Queste cose le sanno bene gli immigrati che si stanno mobilitando dappertutto in Italia. Essi capiscono come il decreto funzionerà (e ovviamente che implicazioni avrà per la loro vita) ben più di chi lo ha stilato. Dai tempi della legge Martelli non si vedevano tante mobilitazioni con contenuti concreti e con grande scambio di informazioni. Dopo gli anni della crisi dell’associazionismo, si vedono di nuovo insieme immigrati di varie nazionalità discutere all’interno dei loro gruppi e con gli altri. Le sedi sindacali vedono assemblee affollate di immigrati e personale competente (volontari, avvocati).
OBIETTIVI PRIORITARI
Insomma, si è venuto formando un movimento con l’obiettivo che il decreto faccia il minor male possibile. Ora, affinché questo obiettivo venga in qualche modo raggiunto, credo che ci si debba mobilitare secondo due direzioni prioritarie. La prima riguarda i criteri di attuazione del decreto nel periodo in cui resterà in vigore, quindi già da oggi. A questo proposito c’è molto da fare e molto si sta facendo. Bisogna controllare che non vengano date interpretazioni restrittive sia per quel che riguarda le regolarizzazioni che per quel che riguarda i ricongiungimenti familiari o le forme di assunzione dei lavoratori.
L’altra direzione è la mobilitazione contro il decreto così come è ora affinché lo si possa cambiare con pochi e mirati emendamenti. La messa in luce delle incongruenze e della estrema selettività del decreto deve servire a questo scopo. Il decreto decadrà molto probabilmente, a prescindere dalle mobilitazioni, per i motivi tradizionali per cui i decreti, almeno quelli importanti, spesso decadono. Bisogna però evitare che esso venga reiterato nella sua forma originaria. Bisogna approfittare di questo periodo di parziale rinsavimento dell’opinione pubblica e di forte impegno dei gruppi di pressione in materia di immigrazione perché quel mostro che è ora il decreto diventi qualcosa di più organico.

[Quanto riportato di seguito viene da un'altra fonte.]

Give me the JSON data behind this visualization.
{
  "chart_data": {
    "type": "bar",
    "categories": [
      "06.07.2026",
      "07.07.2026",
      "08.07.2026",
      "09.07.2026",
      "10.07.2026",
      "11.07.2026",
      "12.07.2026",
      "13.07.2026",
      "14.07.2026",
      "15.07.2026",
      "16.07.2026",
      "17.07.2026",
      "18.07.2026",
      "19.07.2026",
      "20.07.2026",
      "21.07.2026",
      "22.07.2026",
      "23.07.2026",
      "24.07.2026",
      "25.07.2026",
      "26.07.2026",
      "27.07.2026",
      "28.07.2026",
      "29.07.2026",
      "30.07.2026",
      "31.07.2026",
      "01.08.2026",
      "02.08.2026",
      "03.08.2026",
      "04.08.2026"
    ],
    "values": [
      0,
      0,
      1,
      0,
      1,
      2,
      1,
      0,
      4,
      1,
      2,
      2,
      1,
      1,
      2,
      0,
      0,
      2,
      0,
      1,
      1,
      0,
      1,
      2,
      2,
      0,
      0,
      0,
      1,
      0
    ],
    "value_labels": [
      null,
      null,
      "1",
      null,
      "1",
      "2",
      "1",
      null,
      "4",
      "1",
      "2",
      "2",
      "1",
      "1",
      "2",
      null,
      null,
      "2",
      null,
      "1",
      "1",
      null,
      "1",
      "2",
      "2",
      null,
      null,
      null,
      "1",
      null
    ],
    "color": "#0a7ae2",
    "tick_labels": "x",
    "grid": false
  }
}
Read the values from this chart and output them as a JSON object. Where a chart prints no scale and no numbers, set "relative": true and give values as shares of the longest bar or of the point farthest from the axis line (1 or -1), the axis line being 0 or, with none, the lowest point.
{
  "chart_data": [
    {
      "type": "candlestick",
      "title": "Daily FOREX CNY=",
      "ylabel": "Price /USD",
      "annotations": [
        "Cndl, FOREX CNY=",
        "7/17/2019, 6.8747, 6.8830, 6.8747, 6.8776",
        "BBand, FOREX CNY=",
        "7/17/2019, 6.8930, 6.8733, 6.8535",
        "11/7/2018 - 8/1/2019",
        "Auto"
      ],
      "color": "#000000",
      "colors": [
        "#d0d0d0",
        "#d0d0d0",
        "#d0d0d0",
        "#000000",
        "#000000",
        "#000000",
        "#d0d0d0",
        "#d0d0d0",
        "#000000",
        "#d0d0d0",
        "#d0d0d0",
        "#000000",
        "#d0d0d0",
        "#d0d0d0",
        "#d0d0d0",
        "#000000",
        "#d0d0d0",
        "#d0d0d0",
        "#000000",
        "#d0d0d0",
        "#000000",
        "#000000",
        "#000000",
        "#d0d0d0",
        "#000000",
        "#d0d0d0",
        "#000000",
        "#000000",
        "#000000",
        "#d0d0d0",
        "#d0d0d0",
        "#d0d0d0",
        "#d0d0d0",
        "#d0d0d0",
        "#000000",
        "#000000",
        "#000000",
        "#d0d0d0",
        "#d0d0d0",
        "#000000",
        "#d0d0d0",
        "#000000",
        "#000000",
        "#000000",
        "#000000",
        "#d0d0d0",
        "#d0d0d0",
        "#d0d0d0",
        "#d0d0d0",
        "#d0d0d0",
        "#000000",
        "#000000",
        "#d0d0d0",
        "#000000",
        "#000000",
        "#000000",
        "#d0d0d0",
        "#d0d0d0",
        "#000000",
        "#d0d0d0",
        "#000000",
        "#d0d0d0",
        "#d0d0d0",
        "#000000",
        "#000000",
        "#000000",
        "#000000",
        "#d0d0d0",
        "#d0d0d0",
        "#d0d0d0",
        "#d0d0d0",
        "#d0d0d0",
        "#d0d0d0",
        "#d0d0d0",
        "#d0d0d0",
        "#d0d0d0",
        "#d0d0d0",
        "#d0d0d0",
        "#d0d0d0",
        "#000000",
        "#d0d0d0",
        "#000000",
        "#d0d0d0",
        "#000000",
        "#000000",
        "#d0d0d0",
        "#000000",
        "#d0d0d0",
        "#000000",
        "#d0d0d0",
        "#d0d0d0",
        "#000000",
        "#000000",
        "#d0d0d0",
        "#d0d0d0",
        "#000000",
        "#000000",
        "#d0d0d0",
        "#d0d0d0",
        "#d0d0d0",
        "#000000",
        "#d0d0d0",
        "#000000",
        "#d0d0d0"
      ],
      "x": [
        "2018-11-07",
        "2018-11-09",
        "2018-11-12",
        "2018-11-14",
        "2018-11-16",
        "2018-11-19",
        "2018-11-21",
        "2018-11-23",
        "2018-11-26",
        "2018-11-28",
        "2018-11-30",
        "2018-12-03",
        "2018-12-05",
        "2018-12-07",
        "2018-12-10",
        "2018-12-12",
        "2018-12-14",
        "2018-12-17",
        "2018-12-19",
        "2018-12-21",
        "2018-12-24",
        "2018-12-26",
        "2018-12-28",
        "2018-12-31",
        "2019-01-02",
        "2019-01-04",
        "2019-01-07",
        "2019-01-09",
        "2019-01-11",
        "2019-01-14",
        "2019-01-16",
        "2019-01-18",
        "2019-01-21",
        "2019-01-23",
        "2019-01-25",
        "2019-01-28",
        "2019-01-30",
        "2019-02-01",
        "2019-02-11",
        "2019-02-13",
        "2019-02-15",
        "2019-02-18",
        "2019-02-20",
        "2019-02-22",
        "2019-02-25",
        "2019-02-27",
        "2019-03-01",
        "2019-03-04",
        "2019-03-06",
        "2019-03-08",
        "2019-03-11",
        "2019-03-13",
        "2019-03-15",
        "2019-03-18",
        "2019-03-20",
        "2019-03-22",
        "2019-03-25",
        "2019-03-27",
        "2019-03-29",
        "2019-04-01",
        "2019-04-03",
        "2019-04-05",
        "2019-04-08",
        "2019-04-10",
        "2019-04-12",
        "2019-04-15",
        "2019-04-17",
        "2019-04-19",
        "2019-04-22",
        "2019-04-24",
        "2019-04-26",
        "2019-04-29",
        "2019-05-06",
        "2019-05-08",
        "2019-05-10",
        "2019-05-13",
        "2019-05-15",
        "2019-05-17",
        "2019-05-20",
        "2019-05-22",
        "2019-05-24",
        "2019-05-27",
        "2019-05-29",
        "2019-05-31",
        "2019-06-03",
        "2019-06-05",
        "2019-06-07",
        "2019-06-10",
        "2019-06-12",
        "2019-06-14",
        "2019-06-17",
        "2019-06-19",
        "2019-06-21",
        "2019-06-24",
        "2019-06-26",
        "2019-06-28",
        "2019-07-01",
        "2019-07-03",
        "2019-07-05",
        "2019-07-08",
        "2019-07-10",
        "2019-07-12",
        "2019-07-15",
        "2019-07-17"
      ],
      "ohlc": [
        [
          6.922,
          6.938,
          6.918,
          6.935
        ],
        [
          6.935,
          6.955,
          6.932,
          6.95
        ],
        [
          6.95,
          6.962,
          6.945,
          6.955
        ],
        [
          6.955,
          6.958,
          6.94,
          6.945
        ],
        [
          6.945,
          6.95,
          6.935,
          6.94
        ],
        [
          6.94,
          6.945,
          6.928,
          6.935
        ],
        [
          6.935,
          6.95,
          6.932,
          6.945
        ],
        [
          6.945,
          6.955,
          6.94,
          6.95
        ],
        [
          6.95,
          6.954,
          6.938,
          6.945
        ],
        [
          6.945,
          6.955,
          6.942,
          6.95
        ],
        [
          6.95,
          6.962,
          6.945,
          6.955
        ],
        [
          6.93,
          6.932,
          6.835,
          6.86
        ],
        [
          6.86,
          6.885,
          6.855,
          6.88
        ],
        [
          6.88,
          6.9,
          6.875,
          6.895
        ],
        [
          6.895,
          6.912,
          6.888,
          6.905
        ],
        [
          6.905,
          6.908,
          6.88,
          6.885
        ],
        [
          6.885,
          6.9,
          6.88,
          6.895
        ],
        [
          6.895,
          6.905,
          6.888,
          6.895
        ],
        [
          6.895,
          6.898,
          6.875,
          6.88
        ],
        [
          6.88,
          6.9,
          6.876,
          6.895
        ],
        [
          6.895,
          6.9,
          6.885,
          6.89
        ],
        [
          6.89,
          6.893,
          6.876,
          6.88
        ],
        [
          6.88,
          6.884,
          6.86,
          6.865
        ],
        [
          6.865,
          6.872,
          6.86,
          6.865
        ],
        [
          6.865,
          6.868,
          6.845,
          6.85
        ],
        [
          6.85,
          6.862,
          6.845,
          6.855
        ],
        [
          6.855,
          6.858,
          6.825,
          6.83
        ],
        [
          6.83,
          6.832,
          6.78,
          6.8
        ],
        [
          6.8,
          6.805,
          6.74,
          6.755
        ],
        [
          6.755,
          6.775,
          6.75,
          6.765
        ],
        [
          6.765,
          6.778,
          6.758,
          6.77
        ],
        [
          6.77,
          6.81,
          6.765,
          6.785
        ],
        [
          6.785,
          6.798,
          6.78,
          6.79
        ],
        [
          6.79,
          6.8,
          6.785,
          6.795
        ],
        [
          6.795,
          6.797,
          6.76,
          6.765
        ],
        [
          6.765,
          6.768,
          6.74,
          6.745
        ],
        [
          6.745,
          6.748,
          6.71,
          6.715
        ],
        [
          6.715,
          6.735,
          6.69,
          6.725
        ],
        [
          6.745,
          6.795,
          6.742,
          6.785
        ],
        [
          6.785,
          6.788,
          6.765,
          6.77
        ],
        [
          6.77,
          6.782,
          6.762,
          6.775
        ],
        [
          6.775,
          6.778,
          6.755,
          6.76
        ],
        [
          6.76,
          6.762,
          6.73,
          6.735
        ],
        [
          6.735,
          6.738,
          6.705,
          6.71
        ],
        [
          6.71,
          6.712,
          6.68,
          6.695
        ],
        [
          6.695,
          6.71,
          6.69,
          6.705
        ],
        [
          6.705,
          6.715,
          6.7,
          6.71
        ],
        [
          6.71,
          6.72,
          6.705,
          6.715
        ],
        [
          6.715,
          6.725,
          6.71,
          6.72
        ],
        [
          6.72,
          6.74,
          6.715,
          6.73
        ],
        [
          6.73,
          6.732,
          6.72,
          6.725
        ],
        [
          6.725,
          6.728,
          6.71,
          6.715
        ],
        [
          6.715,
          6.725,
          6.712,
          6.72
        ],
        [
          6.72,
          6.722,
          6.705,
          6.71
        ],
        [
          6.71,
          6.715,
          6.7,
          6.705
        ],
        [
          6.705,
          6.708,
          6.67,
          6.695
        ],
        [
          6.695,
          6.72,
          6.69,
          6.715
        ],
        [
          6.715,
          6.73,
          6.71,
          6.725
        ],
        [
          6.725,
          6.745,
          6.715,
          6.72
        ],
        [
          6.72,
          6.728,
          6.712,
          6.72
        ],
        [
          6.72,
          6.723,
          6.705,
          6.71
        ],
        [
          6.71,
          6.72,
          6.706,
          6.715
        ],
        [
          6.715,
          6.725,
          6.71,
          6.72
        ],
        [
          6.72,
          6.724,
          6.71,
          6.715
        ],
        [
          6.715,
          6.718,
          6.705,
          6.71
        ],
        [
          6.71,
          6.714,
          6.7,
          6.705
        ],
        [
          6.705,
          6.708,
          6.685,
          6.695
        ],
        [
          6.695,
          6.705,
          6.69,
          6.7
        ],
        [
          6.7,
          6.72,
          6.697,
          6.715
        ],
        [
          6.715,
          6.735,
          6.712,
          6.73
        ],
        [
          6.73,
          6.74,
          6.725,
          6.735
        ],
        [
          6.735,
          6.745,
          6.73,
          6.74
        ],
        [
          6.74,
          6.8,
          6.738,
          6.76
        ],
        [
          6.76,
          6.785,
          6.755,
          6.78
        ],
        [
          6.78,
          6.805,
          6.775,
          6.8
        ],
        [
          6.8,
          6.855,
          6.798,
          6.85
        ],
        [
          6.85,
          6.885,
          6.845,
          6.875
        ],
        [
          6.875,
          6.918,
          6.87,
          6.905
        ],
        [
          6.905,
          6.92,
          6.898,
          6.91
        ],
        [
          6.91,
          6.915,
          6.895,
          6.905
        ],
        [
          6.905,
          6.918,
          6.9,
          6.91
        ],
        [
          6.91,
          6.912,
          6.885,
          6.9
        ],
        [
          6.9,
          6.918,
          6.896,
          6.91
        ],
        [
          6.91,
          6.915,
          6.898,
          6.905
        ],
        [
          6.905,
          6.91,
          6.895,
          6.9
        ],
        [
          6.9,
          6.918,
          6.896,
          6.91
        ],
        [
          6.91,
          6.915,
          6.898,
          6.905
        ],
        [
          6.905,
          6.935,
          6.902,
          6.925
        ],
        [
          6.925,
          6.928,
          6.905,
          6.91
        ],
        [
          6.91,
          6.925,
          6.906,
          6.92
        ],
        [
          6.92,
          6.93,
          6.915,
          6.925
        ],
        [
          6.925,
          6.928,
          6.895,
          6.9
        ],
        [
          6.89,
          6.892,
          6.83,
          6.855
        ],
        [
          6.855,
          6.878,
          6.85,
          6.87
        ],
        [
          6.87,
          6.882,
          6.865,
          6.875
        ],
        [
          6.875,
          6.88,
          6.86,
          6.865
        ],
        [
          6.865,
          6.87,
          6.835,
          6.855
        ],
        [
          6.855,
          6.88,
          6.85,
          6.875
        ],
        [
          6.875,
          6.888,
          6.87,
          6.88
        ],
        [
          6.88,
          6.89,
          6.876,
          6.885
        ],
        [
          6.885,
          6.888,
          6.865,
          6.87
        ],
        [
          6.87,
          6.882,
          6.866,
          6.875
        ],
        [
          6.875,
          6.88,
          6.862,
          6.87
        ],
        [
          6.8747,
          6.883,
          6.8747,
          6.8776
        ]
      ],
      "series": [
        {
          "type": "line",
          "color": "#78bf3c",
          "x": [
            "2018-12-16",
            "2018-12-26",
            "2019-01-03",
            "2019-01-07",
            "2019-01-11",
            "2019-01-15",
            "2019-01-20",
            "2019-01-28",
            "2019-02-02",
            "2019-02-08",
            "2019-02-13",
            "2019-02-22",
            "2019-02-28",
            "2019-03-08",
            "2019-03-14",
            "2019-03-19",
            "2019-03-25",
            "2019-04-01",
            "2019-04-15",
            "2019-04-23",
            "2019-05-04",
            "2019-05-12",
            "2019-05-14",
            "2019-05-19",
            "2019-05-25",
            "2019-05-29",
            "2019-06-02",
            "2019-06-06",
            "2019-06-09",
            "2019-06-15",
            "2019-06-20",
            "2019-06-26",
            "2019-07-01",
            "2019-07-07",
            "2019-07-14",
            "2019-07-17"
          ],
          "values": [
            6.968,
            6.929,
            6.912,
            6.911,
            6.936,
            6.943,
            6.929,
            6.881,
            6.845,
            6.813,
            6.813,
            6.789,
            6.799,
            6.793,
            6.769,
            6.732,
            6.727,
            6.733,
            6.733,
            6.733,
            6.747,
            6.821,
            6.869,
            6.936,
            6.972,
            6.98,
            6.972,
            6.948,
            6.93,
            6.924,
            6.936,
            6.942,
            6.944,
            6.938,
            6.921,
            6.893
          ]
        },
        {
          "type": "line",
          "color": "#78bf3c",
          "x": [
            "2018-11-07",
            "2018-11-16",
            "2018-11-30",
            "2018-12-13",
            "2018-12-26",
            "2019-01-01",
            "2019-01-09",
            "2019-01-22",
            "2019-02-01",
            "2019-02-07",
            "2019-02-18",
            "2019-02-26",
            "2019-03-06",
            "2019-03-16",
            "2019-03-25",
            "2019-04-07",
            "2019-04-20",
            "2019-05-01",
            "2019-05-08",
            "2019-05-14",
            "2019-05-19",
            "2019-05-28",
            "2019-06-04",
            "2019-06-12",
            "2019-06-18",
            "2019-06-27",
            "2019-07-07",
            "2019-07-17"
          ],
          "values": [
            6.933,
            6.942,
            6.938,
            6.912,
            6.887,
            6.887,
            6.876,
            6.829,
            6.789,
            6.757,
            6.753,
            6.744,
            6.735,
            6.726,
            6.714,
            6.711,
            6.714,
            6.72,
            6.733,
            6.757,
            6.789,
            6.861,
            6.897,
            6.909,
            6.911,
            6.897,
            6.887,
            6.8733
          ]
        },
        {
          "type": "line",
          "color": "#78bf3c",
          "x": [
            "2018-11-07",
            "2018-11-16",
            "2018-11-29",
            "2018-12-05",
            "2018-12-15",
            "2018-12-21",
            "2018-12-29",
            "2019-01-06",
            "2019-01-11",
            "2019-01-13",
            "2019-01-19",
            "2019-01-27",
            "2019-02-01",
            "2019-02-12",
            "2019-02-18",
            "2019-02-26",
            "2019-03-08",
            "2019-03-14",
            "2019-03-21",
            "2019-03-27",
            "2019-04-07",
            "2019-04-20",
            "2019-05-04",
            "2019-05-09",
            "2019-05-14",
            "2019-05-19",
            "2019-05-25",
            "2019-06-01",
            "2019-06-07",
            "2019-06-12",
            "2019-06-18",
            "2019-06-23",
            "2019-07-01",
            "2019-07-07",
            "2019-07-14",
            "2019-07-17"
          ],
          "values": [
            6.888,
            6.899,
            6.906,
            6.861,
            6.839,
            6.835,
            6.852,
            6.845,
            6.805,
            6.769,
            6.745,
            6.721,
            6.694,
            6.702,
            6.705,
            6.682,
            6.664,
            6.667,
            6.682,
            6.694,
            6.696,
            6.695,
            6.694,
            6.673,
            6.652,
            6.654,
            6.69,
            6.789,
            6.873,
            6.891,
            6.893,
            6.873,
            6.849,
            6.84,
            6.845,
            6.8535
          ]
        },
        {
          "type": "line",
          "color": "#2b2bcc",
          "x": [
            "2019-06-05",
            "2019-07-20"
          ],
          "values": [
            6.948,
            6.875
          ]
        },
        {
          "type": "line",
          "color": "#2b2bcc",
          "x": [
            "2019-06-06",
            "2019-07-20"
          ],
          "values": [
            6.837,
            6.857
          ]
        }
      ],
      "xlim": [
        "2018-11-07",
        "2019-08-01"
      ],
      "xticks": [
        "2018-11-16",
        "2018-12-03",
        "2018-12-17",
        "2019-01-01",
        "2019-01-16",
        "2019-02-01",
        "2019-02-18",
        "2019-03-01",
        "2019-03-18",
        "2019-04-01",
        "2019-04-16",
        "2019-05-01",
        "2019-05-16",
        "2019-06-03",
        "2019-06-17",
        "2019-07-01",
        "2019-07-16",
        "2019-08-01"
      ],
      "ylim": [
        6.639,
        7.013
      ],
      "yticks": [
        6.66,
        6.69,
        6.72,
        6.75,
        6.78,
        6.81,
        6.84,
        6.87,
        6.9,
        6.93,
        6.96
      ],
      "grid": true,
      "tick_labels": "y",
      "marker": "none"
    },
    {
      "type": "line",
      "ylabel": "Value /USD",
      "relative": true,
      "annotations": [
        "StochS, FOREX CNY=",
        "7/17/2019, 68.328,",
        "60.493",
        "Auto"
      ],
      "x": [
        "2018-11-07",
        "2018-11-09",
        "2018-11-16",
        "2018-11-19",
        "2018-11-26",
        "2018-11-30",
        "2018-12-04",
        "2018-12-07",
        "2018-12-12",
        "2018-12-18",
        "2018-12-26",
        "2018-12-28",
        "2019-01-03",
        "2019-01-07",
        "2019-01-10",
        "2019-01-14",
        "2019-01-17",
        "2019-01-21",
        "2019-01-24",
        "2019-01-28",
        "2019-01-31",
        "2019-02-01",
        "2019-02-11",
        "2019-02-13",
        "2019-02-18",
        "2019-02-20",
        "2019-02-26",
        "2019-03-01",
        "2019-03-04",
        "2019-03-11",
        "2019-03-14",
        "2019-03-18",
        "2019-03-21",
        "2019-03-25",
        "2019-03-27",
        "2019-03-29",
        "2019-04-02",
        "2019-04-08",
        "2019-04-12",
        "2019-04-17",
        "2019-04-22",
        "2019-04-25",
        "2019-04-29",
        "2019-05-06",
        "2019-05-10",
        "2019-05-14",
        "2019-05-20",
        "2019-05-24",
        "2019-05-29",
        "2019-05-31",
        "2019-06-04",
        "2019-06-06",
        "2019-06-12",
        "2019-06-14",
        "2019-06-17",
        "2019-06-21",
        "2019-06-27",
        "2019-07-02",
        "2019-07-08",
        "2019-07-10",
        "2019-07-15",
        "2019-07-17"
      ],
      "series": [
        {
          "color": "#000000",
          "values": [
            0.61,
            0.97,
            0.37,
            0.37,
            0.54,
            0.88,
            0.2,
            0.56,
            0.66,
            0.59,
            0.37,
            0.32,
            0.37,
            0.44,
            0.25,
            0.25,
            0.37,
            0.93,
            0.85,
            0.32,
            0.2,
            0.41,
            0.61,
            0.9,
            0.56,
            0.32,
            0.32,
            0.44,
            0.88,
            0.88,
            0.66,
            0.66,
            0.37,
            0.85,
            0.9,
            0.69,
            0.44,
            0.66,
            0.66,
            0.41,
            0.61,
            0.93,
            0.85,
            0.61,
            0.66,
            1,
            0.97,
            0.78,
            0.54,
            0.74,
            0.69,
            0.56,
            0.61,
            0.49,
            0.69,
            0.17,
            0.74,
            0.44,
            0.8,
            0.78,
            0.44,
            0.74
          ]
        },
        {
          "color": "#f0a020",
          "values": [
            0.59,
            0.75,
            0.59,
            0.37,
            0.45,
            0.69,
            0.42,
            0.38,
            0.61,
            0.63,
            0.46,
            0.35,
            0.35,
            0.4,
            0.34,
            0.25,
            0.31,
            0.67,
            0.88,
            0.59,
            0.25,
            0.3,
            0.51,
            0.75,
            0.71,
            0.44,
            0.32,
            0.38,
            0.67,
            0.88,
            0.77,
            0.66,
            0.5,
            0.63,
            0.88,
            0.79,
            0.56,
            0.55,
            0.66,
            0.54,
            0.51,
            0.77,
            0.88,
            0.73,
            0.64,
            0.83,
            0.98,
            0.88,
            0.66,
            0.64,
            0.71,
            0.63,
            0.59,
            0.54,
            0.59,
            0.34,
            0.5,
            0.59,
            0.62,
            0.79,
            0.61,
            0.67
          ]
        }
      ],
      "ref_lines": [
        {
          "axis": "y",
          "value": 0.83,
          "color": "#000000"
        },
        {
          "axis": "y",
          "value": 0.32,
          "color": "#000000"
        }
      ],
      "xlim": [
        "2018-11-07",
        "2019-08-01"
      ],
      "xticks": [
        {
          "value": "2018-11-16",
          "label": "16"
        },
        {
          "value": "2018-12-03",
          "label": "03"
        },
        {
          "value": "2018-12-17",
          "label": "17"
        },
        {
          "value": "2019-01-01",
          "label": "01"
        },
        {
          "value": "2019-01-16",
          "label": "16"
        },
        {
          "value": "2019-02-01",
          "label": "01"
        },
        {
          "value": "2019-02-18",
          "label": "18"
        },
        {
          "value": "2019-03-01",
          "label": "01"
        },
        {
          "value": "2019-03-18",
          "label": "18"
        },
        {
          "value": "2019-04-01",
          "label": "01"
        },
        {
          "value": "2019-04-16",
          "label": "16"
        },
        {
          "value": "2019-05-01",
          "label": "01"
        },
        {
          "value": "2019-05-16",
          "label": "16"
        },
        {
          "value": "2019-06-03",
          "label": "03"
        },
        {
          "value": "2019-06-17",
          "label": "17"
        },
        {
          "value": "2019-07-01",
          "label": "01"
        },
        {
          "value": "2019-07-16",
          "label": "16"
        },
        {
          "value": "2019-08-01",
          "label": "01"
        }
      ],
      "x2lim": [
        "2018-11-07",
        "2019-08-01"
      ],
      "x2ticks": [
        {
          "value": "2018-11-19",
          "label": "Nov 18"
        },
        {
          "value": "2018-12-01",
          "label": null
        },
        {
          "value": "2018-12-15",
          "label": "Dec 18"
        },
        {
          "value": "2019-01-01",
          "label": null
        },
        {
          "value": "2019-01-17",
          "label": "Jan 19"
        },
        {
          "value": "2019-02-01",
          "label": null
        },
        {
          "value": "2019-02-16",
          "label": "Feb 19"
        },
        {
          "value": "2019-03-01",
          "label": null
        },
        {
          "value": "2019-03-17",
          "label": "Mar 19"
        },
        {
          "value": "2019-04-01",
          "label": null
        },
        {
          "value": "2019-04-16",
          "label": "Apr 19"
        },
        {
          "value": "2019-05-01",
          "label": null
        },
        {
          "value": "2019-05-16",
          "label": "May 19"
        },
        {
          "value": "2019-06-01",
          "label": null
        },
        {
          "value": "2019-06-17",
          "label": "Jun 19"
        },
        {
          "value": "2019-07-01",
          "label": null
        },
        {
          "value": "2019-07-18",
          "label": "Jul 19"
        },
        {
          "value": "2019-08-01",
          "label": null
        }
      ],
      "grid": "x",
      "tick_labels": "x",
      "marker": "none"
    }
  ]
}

Bisogna innanzitutto che l’obiettivo della regolarizzazione non venga vanificato, come ora, da norme e vincoli che lo rendono impraticabile.
Per quel che riguarda gli immigrati il clima è leggermente migliorato nelle ultime settimane. Essi non godono più tanto di pessima stampa. Non sappiamo quanto questo nuovo clima possa durare. Tuttavia questa mi sembra una buona occasione per darsi da fare.